Waktu-waktu saat duduk mendengarkan penjelasan ustadz Mahmud itulah yang setiap hari kutunggu. Kuhabiskan waktu hampir enam atau tujuh jam mempelajari bahasa arab sehari, selain dengannya. Perjalananku setiap hari melewati jalur yang sama, dengan tingkatan yang semakin berbeda, aku mulai tenang dan menemukan ‘sesuatu’ yang kucari. Kembali aku bersyukur pada Allah, sungguh hanya Allah yang Maha Mengerti perasaanku.

Sepertinya aku terlalu terbawa suasana. Maaf, aku tak bermaksud seperti itu. Hanya saja kenangan selalu saja membuatku diam merenung. Jika kau sedang melihatku termenung dan diam, berarti saat itulah aku sedang mengingat kenanganku.

Kawan, seorang manusia diuji setiap waktu, dengan cara yang tidak tentu atau bahkan terkadang lucu. Terkadang pula menyedihkan dan gelap temaram. Ujian itu menyenangkan, pun bisa juga dengan sesuatu yang menyedihkan, menyita porsi berfikirmu. Pahamilah dirimu sebaik-baiknya, dekatkan dirimu dengan Allah, bertawakkal kepadaNya sepenuh hati. Tak peduli sikap acuh tak acuh orang-orang sekitarmu, tetaplah kau dekat padaNya, kau akan merasakan bahwa kau tidak sendiri, Allah Maha Mendengar pintamu, keluh kesahmu, doamu, dan harapmu. Selalulah meminta pendapatNya dalam segala hal. Semoga engkau selamat kawan.”

Aku melihat wajahnya.

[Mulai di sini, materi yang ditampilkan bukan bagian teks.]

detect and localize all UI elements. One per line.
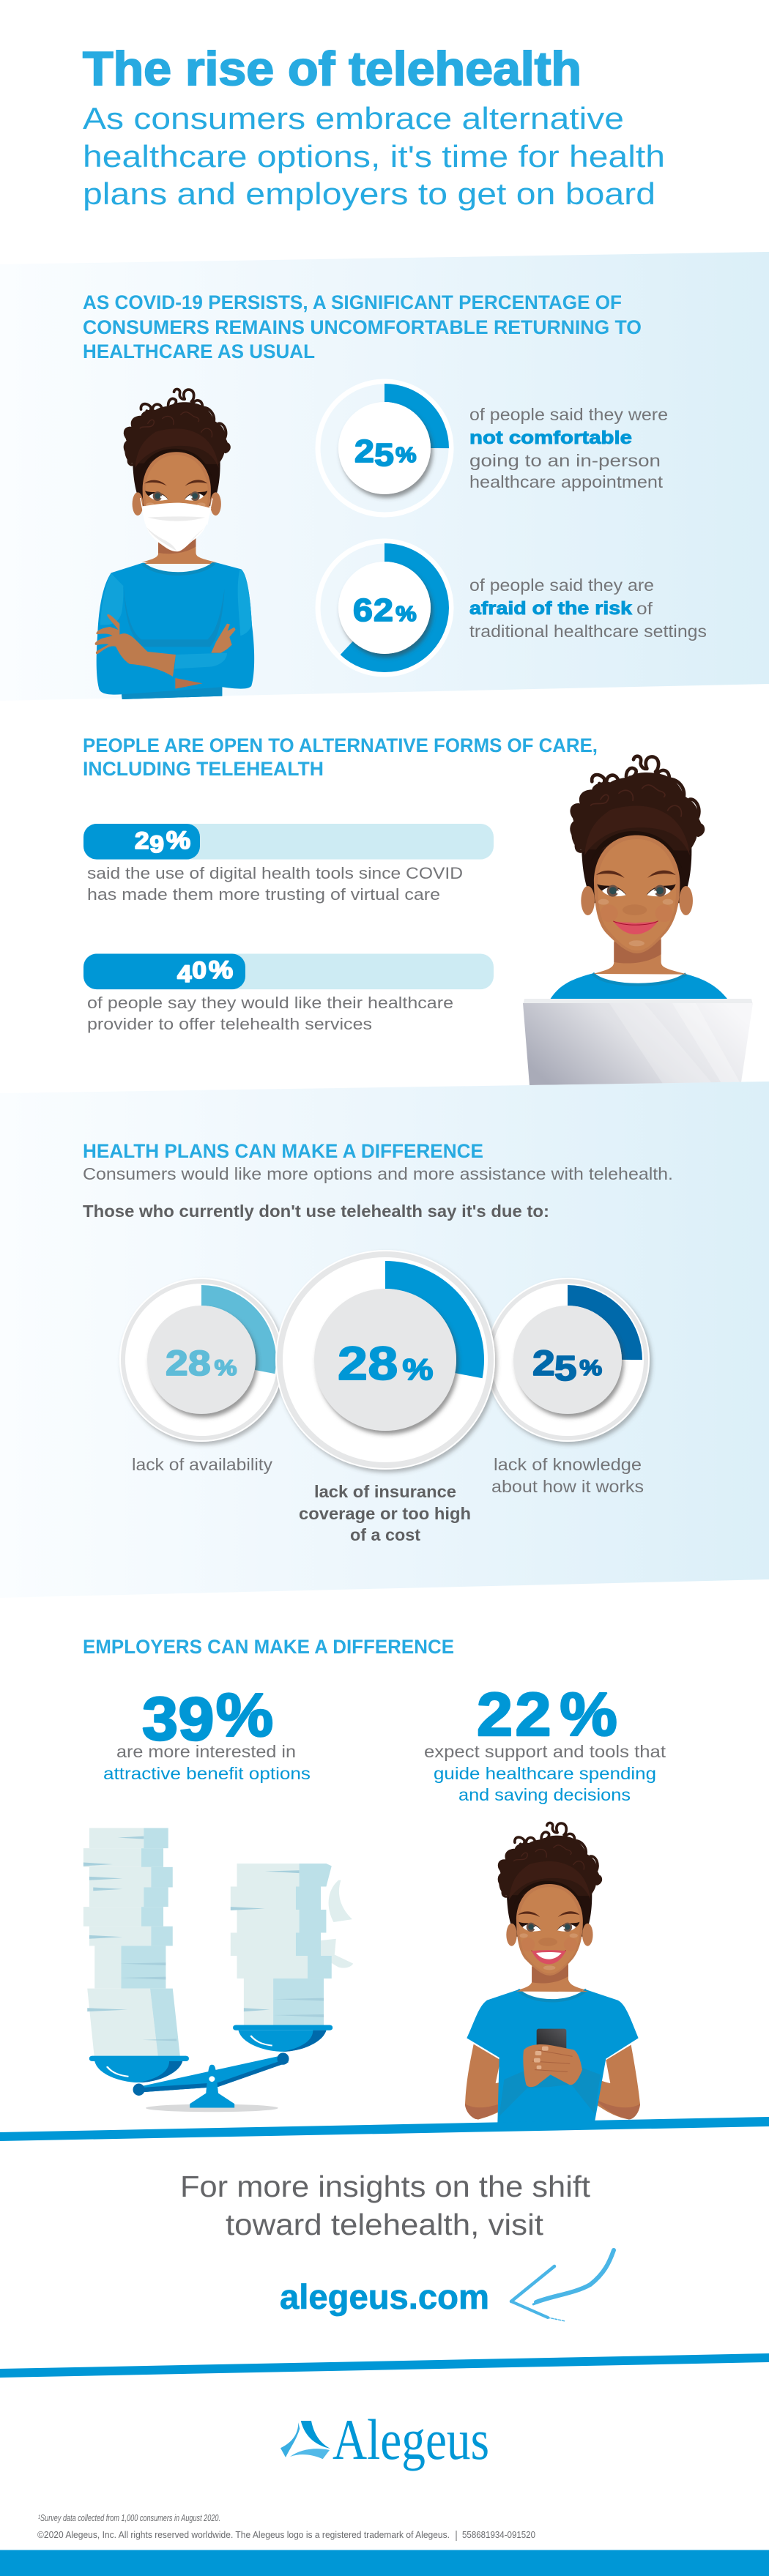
lead-in text: Those who currently don't use telehealth say it's due to: bbox=[83, 1202, 549, 1221]
divider band: lower bbox=[0, 2353, 769, 2378]
intro text: Consumers would like more options and more assistance with telehealth. bbox=[83, 1164, 673, 1183]
donut chart: 62 percent: 62 bbox=[353, 592, 393, 628]
donut chart: 25 percent bbox=[318, 381, 451, 515]
heading: alternative forms of care: INCLUDING TELEHEALTH bbox=[83, 758, 324, 780]
big stat: 39 percent bbox=[103, 1681, 311, 1783]
stat text: afraid of the risk: of people said they are bbox=[469, 576, 654, 595]
stat text: more trusting: has made them more trusting of virtual care bbox=[87, 885, 440, 904]
stat text: not comfortable bbox=[469, 405, 668, 491]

Sebuah ketegaran yang nampak dipaksa terlukis di sana. Aku tak sanggup membayangkan berapa lama dia mencari cara supaya harapannya bangkit sedangkan tak pernah ada seseorang yang mengerti. Supaya ia memiliki semangat hidup. Dia selama ini berjalan sendiri, tertatih-tatih.

Oh, bukan. Dia tak sendiri, dia berusaha membersamai Allah, berusaha mengikuti aturanNya supaya Dia bersedia menemaninya dalam hidup yang sekali ini. Dan aku menyampaikan salam padanya, bangkit, mengambil air wudhu, dan membasuh wajahku yang mulai panas berkeringat air mata.